From China to India, States Risk Unrest With NGO Crackdown

From China to India, States Risk Unrest With NGO Crackdown
Protesters against the law on associations and non-governmental organizations march towards the National Assembly, Phnom Penh, Cambodia, July 13, 2015 (AP photo by Heng Sinith).

In a long anticipated move, late last month Cambodia’s Senate passed a controversial law that critics claim severely endangers the autonomy of foreign and local nongovernmental organizations in the country. The pushback from civil society and foreign governments has been strong, but hopes that it might be recalled were extinguished when Cambodian King Norodom Sihamoni signed the draft legislation officially into law earlier this month. But the law is merely the latest in an alarming spate of efforts by authoritarian and nationalist governments to reduce the reach of NGOs working across Asia.

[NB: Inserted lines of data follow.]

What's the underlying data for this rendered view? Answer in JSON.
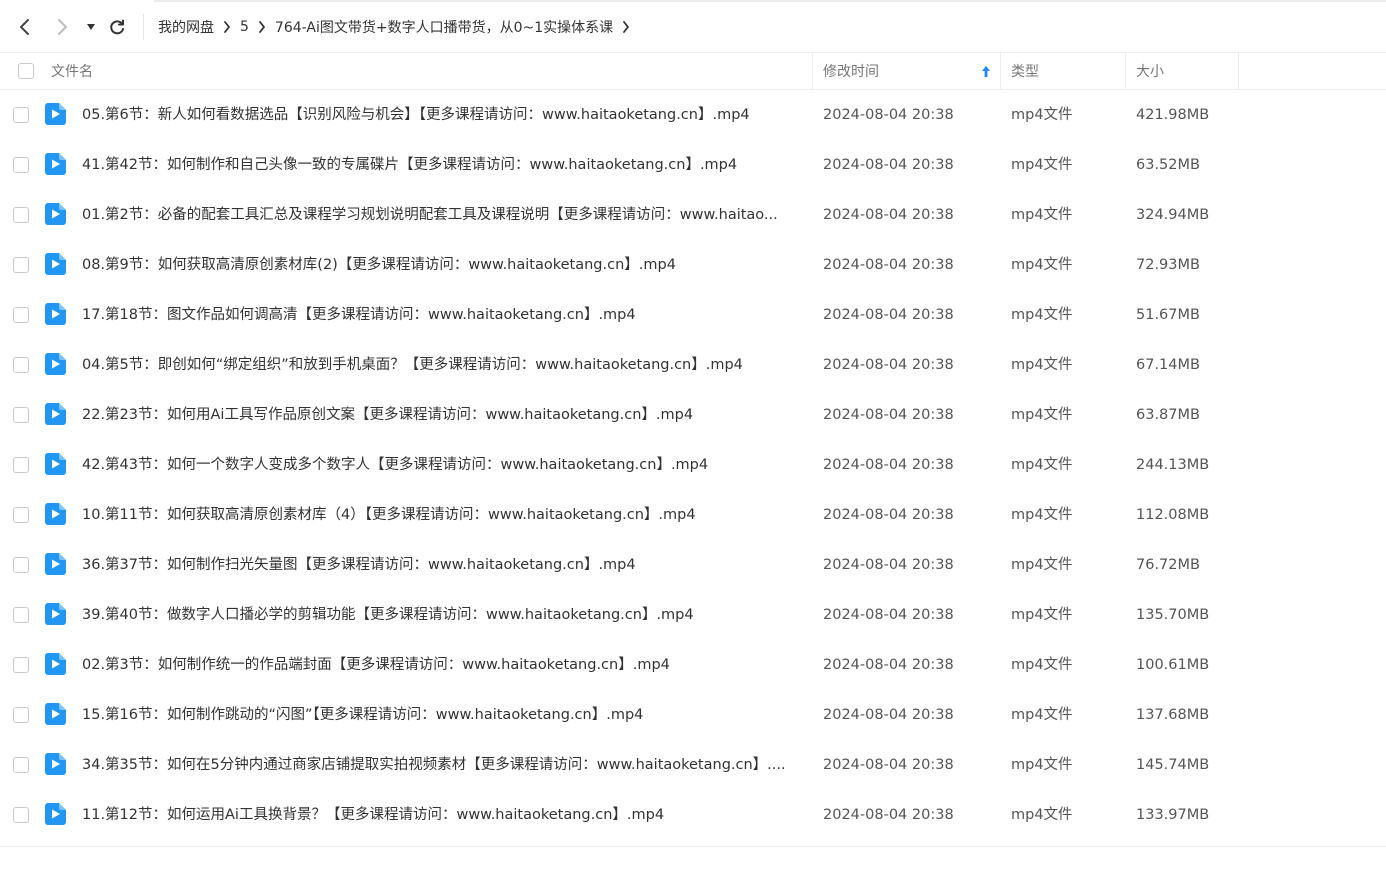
{
  "breadcrumb": [
    "我的网盘",
    "5",
    "764-Ai图文带货+数字人口播带货，从0~1实操体系课"
  ],
  "header": {
    "name": "文件名",
    "modified": "修改时间",
    "type": "类型",
    "size": "大小"
  },
  "colors": {
    "accent": "#1a8cff",
    "file_icon": "#2196f3"
  },
  "files": [
    {
      "name": "05.第6节：新人如何看数据选品【识别风险与机会】【更多课程请访问：www.haitaoketang.cn】.mp4",
      "time": "2024-08-04 20:38",
      "type": "mp4文件",
      "size": "421.98MB"
    },
    {
      "name": "41.第42节：如何制作和自己头像一致的专属碟片【更多课程请访问：www.haitaoketang.cn】.mp4",
      "time": "2024-08-04 20:38",
      "type": "mp4文件",
      "size": "63.52MB"
    },
    {
      "name": "01.第2节：必备的配套工具汇总及课程学习规划说明配套工具及课程说明【更多课程请访问：www.haitao...",
      "time": "2024-08-04 20:38",
      "type": "mp4文件",
      "size": "324.94MB"
    },
    {
      "name": "08.第9节：如何获取高清原创素材库(2)【更多课程请访问：www.haitaoketang.cn】.mp4",
      "time": "2024-08-04 20:38",
      "type": "mp4文件",
      "size": "72.93MB"
    },
    {
      "name": "17.第18节：图文作品如何调高清【更多课程请访问：www.haitaoketang.cn】.mp4",
      "time": "2024-08-04 20:38",
      "type": "mp4文件",
      "size": "51.67MB"
    },
    {
      "name": "04.第5节：即创如何“绑定组织”和放到手机桌面？【更多课程请访问：www.haitaoketang.cn】.mp4",
      "time": "2024-08-04 20:38",
      "type": "mp4文件",
      "size": "67.14MB"
    },
    {
      "name": "22.第23节：如何用Ai工具写作品原创文案【更多课程请访问：www.haitaoketang.cn】.mp4",
      "time": "2024-08-04 20:38",
      "type": "mp4文件",
      "size": "63.87MB"
    },
    {
      "name": "42.第43节：如何一个数字人变成多个数字人【更多课程请访问：www.haitaoketang.cn】.mp4",
      "time": "2024-08-04 20:38",
      "type": "mp4文件",
      "size": "244.13MB"
    },
    {
      "name": "10.第11节：如何获取高清原创素材库（4）【更多课程请访问：www.haitaoketang.cn】.mp4",
      "time": "2024-08-04 20:38",
      "type": "mp4文件",
      "size": "112.08MB"
    },
    {
      "name": "36.第37节：如何制作扫光矢量图【更多课程请访问：www.haitaoketang.cn】.mp4",
      "time": "2024-08-04 20:38",
      "type": "mp4文件",
      "size": "76.72MB"
    },
    {
      "name": "39.第40节：做数字人口播必学的剪辑功能【更多课程请访问：www.haitaoketang.cn】.mp4",
      "time": "2024-08-04 20:38",
      "type": "mp4文件",
      "size": "135.70MB"
    },
    {
      "name": "02.第3节：如何制作统一的作品端封面【更多课程请访问：www.haitaoketang.cn】.mp4",
      "time": "2024-08-04 20:38",
      "type": "mp4文件",
      "size": "100.61MB"
    },
    {
      "name": "15.第16节：如何制作跳动的“闪图”【更多课程请访问：www.haitaoketang.cn】.mp4",
      "time": "2024-08-04 20:38",
      "type": "mp4文件",
      "size": "137.68MB"
    },
    {
      "name": "34.第35节：如何在5分钟内通过商家店铺提取实拍视频素材【更多课程请访问：www.haitaoketang.cn】....",
      "time": "2024-08-04 20:38",
      "type": "mp4文件",
      "size": "145.74MB"
    },
    {
      "name": "11.第12节：如何运用Ai工具换背景？【更多课程请访问：www.haitaoketang.cn】.mp4",
      "time": "2024-08-04 20:38",
      "type": "mp4文件",
      "size": "133.97MB"
    }
  ]
}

In China, two proposed draft laws that would mandate NGOs acquire official sponsorship through a state office have been stirring up concerns among activists over the past year. NGOs in China, around 6,000 according to some estimates, have already reported intensified pressure from authorities on their activities and freedom to operate. Last fall Laos installed similar restrictions, placing NGOs under the supervision of the Ministry of Foreign Affairs, as well as installing limits on the amount of funding groups could take in from abroad and the kind of work they could do.

In India, the Home Ministry recently terminated the licenses of nearly 9,000 NGOs, including the environmental watchdog Greenpeace, and has denied entry visas for several prominent foreign activists. In June, Pakistan shut down Save the Children and ordered its foreign staffers to exit the country within 15 days. Taking their cues from Russia, Kyrgyzstan and Tajikistan are preparing legislation that would require NGOs to register as “foreign agents.”